Cortical Structural Parameters and Cognitive Performance in Juvenile Myoclonic Epilepsy: A Surface-Based Morphometry Study
Author Block: O. A. Kargin, R. Ozun Kargin, A. Ceyhan Dirican, H. D. Atakli; Istanbul/TR
Purpose: Juvenile myoclonic epilepsy (JME) is the most prevalent idiopathic generalized epilepsy syndrome, with a typical onset at adolescence. Beyond seizures, JME has increasingly been recognized as a condition involving widespread cognitive dysfunction, particularly affecting memory, executive functions, and attention. This study aimed to investigate cortical structural alterations in JME using surface-based morphometry and to explore their relationship with cognitive performance, with the goal of identifying potential imaging biomarkers.
Methods or Background: Fifty-five patients with JME and 65 healthy controls matched for age, sex, and educational status underwent high-resolution 3D T1-weighted brain MRI. Cortical thickness, sulcal depth, gyrification index, and fractal dimension were extracted using the CAT12/SPM pipeline. Cognitive functions were assessed with a comprehensive neuropsychological battery covering multiple domains including memory, verbal fluency, attention, executive functions, and psychomotor speed. Vertex-wise analyses were conducted using threshold-free cluster enhancement (TFCE). All models were adjusted for age, educational status, depression/anxiety scores, and Euler number.
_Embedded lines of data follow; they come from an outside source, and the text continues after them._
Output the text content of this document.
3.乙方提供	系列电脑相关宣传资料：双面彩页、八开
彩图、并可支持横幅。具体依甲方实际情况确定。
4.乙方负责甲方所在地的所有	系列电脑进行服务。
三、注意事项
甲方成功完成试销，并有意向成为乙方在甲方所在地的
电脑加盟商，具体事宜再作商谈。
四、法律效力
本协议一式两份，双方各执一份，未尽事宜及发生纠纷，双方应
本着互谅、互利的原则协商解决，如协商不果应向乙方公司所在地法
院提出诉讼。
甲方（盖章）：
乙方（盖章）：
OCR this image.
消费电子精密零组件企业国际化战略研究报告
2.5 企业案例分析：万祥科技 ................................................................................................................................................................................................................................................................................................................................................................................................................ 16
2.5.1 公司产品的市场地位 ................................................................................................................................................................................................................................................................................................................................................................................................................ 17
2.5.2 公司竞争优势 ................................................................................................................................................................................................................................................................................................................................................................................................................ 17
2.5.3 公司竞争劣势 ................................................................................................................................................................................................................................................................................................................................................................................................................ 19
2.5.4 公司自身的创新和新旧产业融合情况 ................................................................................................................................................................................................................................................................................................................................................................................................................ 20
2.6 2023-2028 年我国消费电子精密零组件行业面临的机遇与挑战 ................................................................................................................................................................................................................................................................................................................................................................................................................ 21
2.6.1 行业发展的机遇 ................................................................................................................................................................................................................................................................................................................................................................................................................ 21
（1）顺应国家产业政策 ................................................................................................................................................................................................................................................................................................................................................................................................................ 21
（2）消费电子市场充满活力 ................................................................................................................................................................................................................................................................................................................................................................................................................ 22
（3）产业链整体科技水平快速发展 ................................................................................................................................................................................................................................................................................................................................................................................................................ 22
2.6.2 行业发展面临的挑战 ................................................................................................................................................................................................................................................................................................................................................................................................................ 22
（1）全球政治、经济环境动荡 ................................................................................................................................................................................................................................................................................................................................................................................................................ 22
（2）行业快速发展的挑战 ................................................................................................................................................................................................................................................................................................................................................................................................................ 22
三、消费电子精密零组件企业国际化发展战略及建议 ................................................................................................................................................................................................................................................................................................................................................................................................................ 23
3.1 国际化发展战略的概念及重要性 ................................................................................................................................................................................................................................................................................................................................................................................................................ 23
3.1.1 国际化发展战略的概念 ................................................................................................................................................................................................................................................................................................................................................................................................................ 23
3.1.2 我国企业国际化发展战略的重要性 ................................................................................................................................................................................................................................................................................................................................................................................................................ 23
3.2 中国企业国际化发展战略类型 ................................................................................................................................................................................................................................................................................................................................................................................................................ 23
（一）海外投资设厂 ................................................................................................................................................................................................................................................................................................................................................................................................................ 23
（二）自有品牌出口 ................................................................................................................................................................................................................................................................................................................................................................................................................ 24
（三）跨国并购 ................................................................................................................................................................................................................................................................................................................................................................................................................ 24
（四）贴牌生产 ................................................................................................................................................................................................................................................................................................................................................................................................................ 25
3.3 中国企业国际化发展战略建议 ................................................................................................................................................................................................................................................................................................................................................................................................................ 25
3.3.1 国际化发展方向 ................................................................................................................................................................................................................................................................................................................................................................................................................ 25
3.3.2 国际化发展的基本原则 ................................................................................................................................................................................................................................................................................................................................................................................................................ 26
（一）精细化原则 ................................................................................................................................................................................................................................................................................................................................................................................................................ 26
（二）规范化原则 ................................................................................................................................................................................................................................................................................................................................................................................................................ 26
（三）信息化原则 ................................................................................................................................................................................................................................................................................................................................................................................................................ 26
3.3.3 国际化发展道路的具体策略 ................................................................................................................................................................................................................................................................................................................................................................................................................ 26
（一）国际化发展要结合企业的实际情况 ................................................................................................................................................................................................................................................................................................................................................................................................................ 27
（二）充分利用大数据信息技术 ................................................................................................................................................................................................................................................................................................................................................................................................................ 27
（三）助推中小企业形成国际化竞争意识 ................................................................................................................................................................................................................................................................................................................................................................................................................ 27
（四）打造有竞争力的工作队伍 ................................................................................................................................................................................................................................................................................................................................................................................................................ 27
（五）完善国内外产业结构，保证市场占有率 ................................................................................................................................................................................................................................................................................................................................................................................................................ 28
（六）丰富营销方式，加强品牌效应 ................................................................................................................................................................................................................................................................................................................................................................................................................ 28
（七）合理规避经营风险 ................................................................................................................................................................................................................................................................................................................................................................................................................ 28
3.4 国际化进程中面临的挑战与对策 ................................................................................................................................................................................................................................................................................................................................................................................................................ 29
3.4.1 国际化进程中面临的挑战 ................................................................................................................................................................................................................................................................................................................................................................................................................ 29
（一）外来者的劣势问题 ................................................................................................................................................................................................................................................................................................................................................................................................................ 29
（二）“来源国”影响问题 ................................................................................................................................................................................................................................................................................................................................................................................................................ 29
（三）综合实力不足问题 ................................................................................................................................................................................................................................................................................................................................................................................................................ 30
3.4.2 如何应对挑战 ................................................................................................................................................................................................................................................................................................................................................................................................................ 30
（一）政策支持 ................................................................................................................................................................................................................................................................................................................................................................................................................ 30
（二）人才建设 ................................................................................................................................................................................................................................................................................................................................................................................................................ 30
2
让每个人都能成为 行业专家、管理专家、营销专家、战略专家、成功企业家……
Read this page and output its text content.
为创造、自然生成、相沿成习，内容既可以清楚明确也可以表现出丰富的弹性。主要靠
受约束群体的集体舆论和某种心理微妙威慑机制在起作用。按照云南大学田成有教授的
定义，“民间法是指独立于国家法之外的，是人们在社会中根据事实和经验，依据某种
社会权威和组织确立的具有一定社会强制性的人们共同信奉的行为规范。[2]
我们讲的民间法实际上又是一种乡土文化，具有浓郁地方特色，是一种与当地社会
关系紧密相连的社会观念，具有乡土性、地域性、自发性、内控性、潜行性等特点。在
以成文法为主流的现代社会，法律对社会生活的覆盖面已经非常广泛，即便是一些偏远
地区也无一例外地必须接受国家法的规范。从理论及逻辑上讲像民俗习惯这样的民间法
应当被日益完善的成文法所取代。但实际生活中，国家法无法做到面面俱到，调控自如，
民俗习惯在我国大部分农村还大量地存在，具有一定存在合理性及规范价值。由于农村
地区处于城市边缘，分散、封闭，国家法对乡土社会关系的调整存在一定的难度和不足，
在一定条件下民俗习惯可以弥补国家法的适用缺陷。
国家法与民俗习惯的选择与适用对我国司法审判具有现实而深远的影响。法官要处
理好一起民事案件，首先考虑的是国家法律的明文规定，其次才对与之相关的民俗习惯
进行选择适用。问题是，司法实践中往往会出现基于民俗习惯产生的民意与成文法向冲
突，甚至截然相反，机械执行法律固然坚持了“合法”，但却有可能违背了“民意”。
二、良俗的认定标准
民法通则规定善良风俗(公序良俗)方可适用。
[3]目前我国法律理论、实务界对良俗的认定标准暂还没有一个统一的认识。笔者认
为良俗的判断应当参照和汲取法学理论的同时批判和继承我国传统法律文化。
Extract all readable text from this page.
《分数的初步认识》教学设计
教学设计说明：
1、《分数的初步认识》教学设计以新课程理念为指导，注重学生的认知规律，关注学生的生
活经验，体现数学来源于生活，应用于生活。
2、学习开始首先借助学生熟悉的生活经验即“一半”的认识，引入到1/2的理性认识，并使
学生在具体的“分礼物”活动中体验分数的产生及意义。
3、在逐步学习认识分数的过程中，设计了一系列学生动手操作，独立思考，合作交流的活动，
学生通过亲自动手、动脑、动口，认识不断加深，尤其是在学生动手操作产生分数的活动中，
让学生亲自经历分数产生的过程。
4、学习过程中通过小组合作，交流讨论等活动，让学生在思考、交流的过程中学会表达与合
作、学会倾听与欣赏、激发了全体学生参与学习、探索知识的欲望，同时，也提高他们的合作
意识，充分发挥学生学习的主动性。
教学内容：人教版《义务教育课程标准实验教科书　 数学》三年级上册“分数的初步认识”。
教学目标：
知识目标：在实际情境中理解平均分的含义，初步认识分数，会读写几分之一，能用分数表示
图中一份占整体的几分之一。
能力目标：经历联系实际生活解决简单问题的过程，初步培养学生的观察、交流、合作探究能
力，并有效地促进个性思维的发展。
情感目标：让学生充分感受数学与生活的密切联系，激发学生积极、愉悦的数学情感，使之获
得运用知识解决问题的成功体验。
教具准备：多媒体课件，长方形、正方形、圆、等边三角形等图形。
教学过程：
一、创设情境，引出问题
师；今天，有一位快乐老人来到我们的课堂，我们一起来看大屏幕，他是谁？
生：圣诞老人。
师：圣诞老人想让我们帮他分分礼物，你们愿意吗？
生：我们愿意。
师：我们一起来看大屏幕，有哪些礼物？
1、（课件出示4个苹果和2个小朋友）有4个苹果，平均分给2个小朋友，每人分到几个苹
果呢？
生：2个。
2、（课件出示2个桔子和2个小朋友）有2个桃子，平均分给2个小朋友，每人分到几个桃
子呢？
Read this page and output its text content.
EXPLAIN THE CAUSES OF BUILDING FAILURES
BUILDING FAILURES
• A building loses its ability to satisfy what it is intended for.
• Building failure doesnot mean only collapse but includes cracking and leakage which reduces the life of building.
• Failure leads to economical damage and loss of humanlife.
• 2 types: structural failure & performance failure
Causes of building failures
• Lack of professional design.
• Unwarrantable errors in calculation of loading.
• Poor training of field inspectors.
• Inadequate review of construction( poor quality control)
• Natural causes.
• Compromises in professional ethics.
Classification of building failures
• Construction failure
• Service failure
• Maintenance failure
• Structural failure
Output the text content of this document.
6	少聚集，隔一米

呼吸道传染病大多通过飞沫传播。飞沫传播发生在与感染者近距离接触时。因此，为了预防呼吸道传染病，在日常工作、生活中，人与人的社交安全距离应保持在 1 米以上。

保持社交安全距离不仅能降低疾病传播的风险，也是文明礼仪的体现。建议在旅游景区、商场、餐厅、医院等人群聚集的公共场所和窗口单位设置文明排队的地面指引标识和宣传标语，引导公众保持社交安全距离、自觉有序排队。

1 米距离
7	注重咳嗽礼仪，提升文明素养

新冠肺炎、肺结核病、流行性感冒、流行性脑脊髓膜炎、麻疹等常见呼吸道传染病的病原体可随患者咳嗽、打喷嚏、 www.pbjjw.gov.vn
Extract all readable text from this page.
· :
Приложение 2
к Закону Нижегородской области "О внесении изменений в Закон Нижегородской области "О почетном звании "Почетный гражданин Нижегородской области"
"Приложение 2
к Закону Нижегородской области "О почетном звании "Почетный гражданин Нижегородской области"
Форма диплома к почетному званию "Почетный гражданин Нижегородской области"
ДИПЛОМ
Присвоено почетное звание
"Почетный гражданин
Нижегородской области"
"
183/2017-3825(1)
Results or Findings: Compared to controls, JME patients exhibited significant cortical thinning and increased gyrification, most prominently in perirolandic and medial prefrontal cortices, extending to frontal, parietal, and occipital regions (pFWE<0.001). These effects remained robust after controlling for global mean cortical thickness. Correlation analyses demonstrated moderate positive associations between cortical thickness in frontal regions and cognitive performance, particularly in memory, verbal fluency, and executive domains (pFWE<0.05, r≤0.57).
Conclusion: Our findings highlight region-specific cortical alterations in JME that extend beyond global effects, linking frontal structural abnormalities to clinically relevant cognitive deficits. These results support the role of surface-based morphometric parameters as promising neuroimaging biomarkers of cognitive impairment in JME.
Limitations: This is a cross-sectional study without longitudinal follow-up.
Funding for this study: No funding was received for this study.
Has your study been approved by an ethics committee? Yes
Ethics committee - additional information: The study was approved by the ethics committee of University of Health Sciences, Bakirkoy Prof. Dr. Mazhar Osman Training and Research Hospital for Psychiatric, Neurologic, and Neurosurgical Diseases.